Come ha detto Kapoor stesso, «ciò su cui lavoro, in un certo senso, è il negativo senza il positivo, è il non-oggetto. Se vuole si tratta di cercar la pelle, che descrive in qualche modo lo spazio interno senza descrivere lo spazio esterno». La questione della pelle, su cui Leoni scrive pagine molto acute, è fondamentale; è la declinazione delle superfici (dei piani) di cui parla nel sottotitolo. La pelle è l’interfaccia dove noi diventiamo quello che siamo, è il con-fine dove ci de-finiamo vicendevolmente con il mondo. E così l’oggetto diventa superficie, ma anche pelle, che si introflette come la vagina o che si estroflette come un orecchio e, nel tentativo di superare i suoi limiti, si sublima diventando superficie riflettente, specchio. E così, specchio, pelle, vuoto, pieno, nero, diventano la stessa cosa.

Non è un caso che tre colori dominino l’opera di Kapoor: il rosso, il nero e l’invisibile (inteso proprio come il colore dello specchio). Si tratta di colori che indicano il vuoto e l’interno, la presenza e l’assenza. Il rosso è il colore dell’interno che viene fuori spellando il corpo di noi umani (il richiamo ad Apollo e Marsia è obbligatorio). E così il rosso ruggine di Dirty Corner e, in varie sfumature, di Tarantara (1999), Marsyas (2003), Dismemberment (2009), o del più recente Svayambhu (2007, oggi riproposto a Palazzo Strozzi) diventa materia stessa: ciò di cui è fatto l’interno. Una forma sensibile, il colore, diventa la materia di cui è fatto l’interno; l’ennesimo ribaltamento kapooriano. È per questo che la cera, di cui molte opere di Kapoor fanno largo uso, è rossa: perché è fatta di ciò che è dentro, anzi è fatta di dentro. Il dentro, che è una relazione, viene così materializzato e reso omogeneo con una realtà fatta di cose, e quindi piena. Ancora una volta, l’opera di Kapoor, che Leoni smembra concettualmente, realizza l’inversione. Il vuoto che è condizione di interiorità e concavità diventa invece pieno e materico.
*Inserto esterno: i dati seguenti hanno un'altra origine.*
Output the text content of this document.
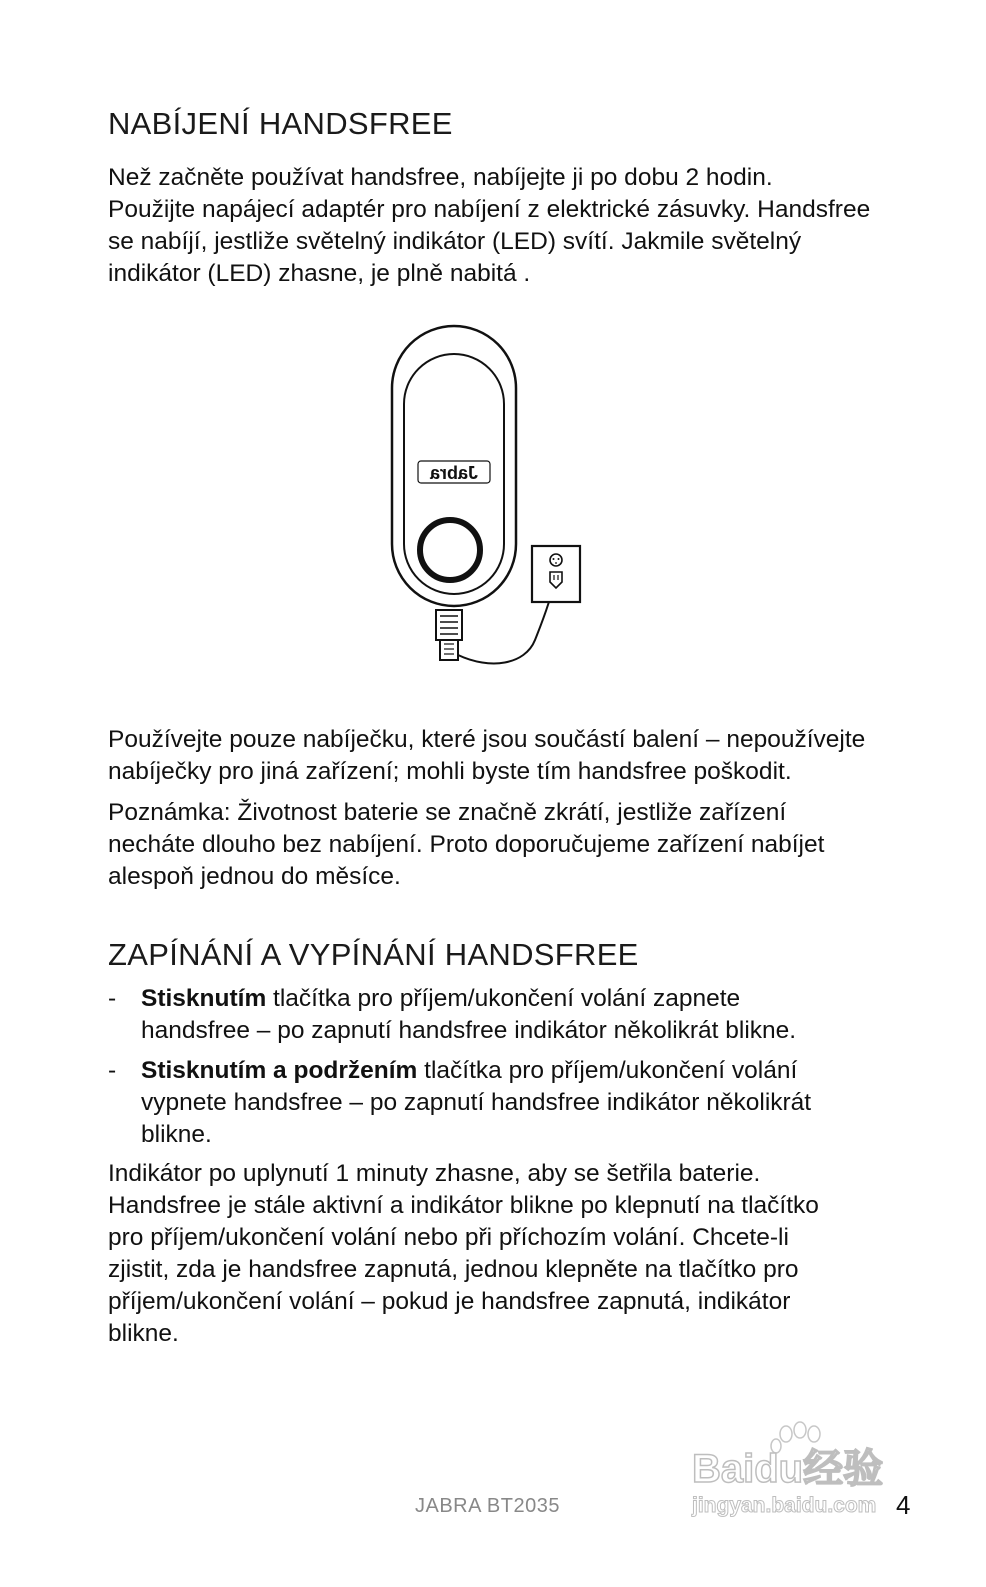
NABÍJENÍ HANDSFREE

Než začněte používat handsfree, nabíjejte ji po dobu 2 hodin.
Použijte napájecí adaptér pro nabíjení z elektrické zásuvky. Handsfree
se nabíjí, jestliže světelný indikátor (LED) svítí. Jakmile světelný
indikátor (LED) zhasne, je plně nabitá .

Jabra

Používejte pouze nabíječku, které jsou součástí balení – nepoužívejte
nabíječky pro jiná zařízení; mohli byste tím handsfree poškodit.

Poznámka: Životnost baterie se značně zkrátí, jestliže zařízení
necháte dlouho bez nabíjení. Proto doporučujeme zařízení nabíjet
alespoň jednou do měsíce.

ZAPÍNÁNÍ A VYPÍNÁNÍ HANDSFREE
- Stisknutím tlačítka pro příjem/ukončení volání zapnete
handsfree – po zapnutí handsfree indikátor několikrát blikne.
- Stisknutím a podržením tlačítka pro příjem/ukončení volání
vypnete handsfree – po zapnutí handsfree indikátor několikrát
blikne.

Indikátor po uplynutí 1 minuty zhasne, aby se šetřila baterie.
Handsfree je stále aktivní a indikátor blikne po klepnutí na tlačítko
pro příjem/ukončení volání nebo při příchozím volání. Chcete-li
zjistit, zda je handsfree zapnutá, jednou klepněte na tlačítko pro
příjem/ukončení volání – pokud je handsfree zapnutá, indikátor
blikne.

Baidu经验
jingyan.baidu.com
JABRA BT2035	4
D’altronde, sia Kapoor che Leoni sono affascinati dalla sospensione del pieno, che poi è il vuoto che si trova all’interno: nel caso di Dismemberment ci riporta fuori e nel caso di Dirty Corner ci costringe a ritornare all’esterno dato che è un tunnel senza uscita (come appunto l’organo femminile). È il passaggio dall’essere al non essere e, viceversa, dal non essere all’essere. Non a caso l’altro tema ricorrente è quello del foro che si incarna in un vortice dove la realtà precipita (come in Descension, 2014, un gigantesco ed eterno gorgo vorticoso che ingoia il mondo). Foro come vortice, e quindi come divenire altro da sé; il nulla insaziabile al centro dell’esistenza.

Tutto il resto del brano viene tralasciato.